Los Obispos de la CEE en la Exhortación pastoral de marzo 2024 titulada: “Comunidades acogedoras y misioneras”, propusimos que el futuro de nuestra sociedad y el de la Iglesia pasan por la plena incorporación de los millones de personas inmigradas, con una enorme diversidad de procedencias, que han supuesto una transformación extraordinaria de nuestra realidad demográfica.
Según el Instituto de Estadística de Cataluña, el 1 de enero de 2023 residían en Cataluña 1.361.981 de personas con nacionalidad extranjera, es decir, el 17,2% de la población. En nuestra Diócesis, estos porcentajes van desde el 10,68% del Pallars Sobirà hasta el 28% en la Segarra, con Guissona como el municipio con el porcentaje más alto de toda Cataluña (52,7%). Más allá de la nacionalidad legal, hay que tener presente que de los casi 8 millones de ciudadanos de Cataluña, 1’7 millones han nacido fuera de España, procedentes de más de 170 países diferentes. En Andorra, hace ya décadas que las personas migradas superan a los nacionales. De los actuales 85.101 habitantes en el Principado (enero 2024), 57.802 son nacidos fuera del país y, de éstos, 13.149 son de países de fuera de Europa. Este fenómeno previsiblemente seguirá creciendo, como consecuencia de muchos factores: baja natalidad, demanda de cierta mano de obra y condiciones de vida que atraen a la población de países más pobres o con situaciones de miseria, guerra o inseguridad. También por trabajo o jubilación. Ante esto, o somos una Iglesia acogedora y misionera, o simplemente no seremos. Se reclama una profunda conversión personal y comunitaria y una renovación eclesial, que fomente la acogida y la misión.
La Iglesia ha defendido siempre que toda persona, con independencia de su origen y circunstancias, tiene una dignidad infinita e inviolable, y tiene el derecho de no tener que emigrar del propio país para vivir dignamente, o también tiene derecho a emigrar, siempre dentro de las exigencias del bien común. Por eso, el Papa Francisco insiste en que la actitud necesaria se concreta en cuatro verbos: acoger, proteger, promover e integrar las personas emigrantes, especialmente aquellas más vulnerables, en una cultura de la hospitalidad, el diálogo y el encuentro interpersonal.

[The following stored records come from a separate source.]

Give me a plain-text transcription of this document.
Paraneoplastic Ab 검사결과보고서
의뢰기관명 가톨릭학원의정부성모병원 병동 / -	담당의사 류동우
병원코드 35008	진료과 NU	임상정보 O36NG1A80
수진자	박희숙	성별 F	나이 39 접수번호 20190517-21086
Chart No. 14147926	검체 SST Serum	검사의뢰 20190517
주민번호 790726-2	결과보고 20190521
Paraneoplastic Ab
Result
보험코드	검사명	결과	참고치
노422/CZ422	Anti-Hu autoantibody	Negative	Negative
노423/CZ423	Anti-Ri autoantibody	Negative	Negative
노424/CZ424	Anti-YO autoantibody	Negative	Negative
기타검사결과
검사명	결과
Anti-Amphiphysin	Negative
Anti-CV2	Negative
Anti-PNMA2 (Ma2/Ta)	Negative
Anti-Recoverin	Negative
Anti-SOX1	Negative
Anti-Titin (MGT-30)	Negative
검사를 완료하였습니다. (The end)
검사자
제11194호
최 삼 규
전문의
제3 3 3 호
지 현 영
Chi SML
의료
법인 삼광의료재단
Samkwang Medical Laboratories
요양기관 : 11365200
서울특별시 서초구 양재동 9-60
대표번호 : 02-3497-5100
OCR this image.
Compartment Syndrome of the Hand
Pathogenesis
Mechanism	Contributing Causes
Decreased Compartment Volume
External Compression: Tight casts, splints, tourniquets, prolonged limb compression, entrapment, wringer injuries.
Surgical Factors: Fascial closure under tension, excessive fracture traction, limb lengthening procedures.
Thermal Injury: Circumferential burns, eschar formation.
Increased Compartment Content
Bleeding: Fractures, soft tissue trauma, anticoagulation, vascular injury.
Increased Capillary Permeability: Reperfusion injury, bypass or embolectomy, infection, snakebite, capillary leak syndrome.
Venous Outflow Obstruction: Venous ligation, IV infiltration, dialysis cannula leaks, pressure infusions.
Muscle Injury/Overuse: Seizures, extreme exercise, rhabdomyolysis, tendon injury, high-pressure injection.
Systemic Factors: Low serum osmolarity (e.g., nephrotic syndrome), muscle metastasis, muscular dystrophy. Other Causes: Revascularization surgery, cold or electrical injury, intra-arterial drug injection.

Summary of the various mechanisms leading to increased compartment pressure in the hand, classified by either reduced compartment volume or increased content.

Debemos ser conscientes de las grandes aportaciones de los emigrantes. Ellos contribuyen con su trabajo al desarrollo económico y cubren diversas necesidades sociales. Ofrecen nuevas posibilidades para nuestro crecimiento personal, como fruto del dinamismo y la diversidad que generan. Podemos crecer en nuestro camino de fe, acercándonos y conociendo mejor las injusticias sociales que les obligan a emigrar. Son un “signo” que nos hace dar cuenta de la vocación a ser una sola familia.
Este nuevo pluralismo social es un reto formidable para la Iglesia, que es y quiere ser católica, que quiere vivir la universalidad del género humano en la fraternidad que proviene de Cristo Resucitado, promoviendo una “civilización del amor”. Esto pide a nuestras comunidades, cada vez más diversas, acoger, armonizar e integrar identidades culturales diferentes, a fin de promover sin miedo una nueva síntesis, una nueva identidad, un nuevo rostro, donde todo el mundo pueda sentirse amado y arraigado. Necesitamos abrir procesos de escucha y salir al encuentro de las personas, descubriendo a Dios en la vida de cada uno. Él es Padre de todos y nosotros somos hermanos.